I came home one Monday afternoon and realised that I didn’t have my house key with me and was therefore locked out. I banged the door in the hope that perhaps someone had come home early. Ruby, our youngest German Shepherd came running out of the kitchen to the front door so I put my hand through the letter box and rubbed her head. Normally she would sit in front of the door so that she can jump on top of me once I get in, but that day she was acting very oddly.
She kept running to and fro the front door and the kitchen where our other dog, Harry, was lying. I jumped the back gate (despite the fact that it is 6ft tall and I was wearing a skirt) and went to the back door where I could see Harry closer. It became apparent that he had knocked over his water bowl and slipped, landing in an uncomfortable position. As I looked closer I realised that he couldn’t get up and looked absolutely miserable.

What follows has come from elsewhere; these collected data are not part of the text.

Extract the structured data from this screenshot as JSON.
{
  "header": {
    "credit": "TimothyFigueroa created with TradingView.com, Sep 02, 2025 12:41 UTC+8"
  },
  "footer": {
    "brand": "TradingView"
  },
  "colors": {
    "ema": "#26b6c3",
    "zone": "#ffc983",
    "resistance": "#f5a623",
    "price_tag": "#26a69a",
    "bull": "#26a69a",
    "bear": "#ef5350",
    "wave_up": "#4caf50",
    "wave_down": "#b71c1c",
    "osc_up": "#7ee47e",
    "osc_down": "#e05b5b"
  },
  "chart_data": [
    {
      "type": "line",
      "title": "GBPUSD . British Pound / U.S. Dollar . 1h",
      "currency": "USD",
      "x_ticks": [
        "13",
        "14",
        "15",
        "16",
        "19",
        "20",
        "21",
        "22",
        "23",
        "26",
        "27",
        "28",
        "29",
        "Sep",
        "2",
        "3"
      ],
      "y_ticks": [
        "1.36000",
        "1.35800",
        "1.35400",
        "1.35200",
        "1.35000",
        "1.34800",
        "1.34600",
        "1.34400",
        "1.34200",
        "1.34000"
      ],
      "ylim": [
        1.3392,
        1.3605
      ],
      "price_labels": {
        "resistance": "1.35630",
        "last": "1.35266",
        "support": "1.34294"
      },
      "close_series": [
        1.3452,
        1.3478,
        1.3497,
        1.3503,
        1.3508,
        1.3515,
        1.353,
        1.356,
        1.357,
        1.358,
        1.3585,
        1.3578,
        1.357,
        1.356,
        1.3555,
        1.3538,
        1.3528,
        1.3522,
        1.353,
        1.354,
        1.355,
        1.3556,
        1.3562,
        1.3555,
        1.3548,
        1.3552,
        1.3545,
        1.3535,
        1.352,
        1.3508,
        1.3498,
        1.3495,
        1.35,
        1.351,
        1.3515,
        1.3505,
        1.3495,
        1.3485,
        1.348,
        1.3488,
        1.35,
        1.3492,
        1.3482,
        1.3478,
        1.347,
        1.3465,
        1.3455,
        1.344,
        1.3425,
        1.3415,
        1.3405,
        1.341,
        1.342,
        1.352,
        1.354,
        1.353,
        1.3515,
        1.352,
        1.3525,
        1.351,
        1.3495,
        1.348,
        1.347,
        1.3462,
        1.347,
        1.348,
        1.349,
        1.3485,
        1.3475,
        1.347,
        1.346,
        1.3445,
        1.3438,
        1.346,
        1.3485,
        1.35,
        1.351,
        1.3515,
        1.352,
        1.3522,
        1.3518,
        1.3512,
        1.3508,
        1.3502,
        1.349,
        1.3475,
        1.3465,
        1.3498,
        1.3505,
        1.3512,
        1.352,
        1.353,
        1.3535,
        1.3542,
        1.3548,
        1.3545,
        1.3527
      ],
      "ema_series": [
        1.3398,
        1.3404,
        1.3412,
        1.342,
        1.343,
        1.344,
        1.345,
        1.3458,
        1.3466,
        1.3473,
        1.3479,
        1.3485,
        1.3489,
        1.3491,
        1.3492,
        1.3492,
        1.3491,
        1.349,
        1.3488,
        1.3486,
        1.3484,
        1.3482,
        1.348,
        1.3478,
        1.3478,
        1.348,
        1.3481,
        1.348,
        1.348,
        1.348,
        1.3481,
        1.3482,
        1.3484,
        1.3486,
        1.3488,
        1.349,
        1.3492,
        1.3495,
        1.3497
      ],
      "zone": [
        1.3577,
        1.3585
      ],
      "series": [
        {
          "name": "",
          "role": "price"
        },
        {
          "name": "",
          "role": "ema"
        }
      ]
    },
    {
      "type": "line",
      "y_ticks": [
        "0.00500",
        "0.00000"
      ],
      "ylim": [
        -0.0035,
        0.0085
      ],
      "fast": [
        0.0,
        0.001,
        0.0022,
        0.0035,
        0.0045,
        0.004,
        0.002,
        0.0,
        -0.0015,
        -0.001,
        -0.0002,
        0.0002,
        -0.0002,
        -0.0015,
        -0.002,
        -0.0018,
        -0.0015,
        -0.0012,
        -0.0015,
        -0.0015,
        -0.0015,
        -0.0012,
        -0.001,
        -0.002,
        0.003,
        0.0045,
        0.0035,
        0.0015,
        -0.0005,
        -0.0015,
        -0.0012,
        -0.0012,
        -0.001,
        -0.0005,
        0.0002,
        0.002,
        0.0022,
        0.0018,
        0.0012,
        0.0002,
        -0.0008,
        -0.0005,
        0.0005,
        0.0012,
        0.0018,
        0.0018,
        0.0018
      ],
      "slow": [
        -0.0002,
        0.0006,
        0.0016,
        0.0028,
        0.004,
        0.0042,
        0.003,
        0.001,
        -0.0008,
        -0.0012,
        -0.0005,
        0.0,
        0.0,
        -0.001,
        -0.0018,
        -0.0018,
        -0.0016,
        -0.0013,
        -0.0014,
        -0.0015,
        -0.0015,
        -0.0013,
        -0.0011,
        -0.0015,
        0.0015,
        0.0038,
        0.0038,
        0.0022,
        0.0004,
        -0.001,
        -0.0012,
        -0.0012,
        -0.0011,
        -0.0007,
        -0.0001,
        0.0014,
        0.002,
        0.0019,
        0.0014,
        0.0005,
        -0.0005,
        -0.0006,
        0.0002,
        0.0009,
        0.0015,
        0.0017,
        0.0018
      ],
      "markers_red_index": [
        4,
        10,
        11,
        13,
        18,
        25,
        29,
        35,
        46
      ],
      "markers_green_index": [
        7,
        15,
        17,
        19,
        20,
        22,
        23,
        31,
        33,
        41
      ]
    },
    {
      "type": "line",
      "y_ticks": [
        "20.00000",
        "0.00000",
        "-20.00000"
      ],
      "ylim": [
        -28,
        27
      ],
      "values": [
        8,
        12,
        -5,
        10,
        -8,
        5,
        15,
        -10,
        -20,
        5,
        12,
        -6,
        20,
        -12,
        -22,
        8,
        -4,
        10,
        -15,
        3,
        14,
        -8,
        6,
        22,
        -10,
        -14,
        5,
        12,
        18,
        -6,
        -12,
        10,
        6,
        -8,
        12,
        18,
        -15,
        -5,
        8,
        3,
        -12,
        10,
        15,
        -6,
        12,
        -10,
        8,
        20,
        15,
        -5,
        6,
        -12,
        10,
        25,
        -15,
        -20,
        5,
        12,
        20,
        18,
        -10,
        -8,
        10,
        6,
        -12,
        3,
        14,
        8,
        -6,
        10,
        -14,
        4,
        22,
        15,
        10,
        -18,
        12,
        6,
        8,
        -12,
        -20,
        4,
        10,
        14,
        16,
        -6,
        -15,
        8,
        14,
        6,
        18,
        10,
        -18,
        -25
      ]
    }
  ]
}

I was unable to get into the house until my mother came home 40 minutes later. Harry was drenched in a mixture of water and sweat even though it was a cool day. He must have been struggling a lot and had given up. We lifted him onto his paws and he limped for two metres before sinking back onto the kitchen floor where he ended up spending the night. I begged my parents to take him to the out-of-hours vet that evening, but they insisted that he was probably just a bit stiff from being stuck in that position and that I had to understand that Harry was old. Eventually I convinced them to take him to the vet the next day.
I had it in my head that he had a problem with his hips or spine, which is very common in German Shepherds but the vet thought differently. After checking Harry’s range of movement in his back legs, he did an abdominal exam and found a huge mass in his spleen. It was cancer.
Harry was scheduled in for emergency surgery the next morning.
The surgery went well and we got Harry back that evening. He seemed so much lighter on his legs and was noticeably smaller. I have no idea how we missed a watermelon-sized tumour but the vet said that it probably started growing about the same time that we put Harry on a diet last year. He lost so much weight in his face and I could feel his rib cage again (which is normal in healthy sized dogs) but his tummy just didn’t shrink at all. As well it was squashing up all of his organs, mainly his bladder and intestines. Harry had been having some issues toileting but we just put in down to age.
The tumour was sent away for analysis and on the day of my seventeenth birthday it came back as positive for cancer – but a benign one which hadn’t spread. For now Harry needs no further treatment other than regular check ups but I am so angry with myself that I put his issues down to age. It’s a good thing that dogs are such forgiving creatures. Right now, Harry is curled up in his favourite chair having a nap after having his cone-of-shame removed. He has shaved patches on his front paws where the needles were inserted and there is a nasty scar going along the length of his underside but with time the scar will heal and his fur will grow back.
The moral of the story is to take your animals to the vet if you ever notice any changes in their behaviour or appearance. It could be nothing, it could also be a watermelon-sized cancerous tumour.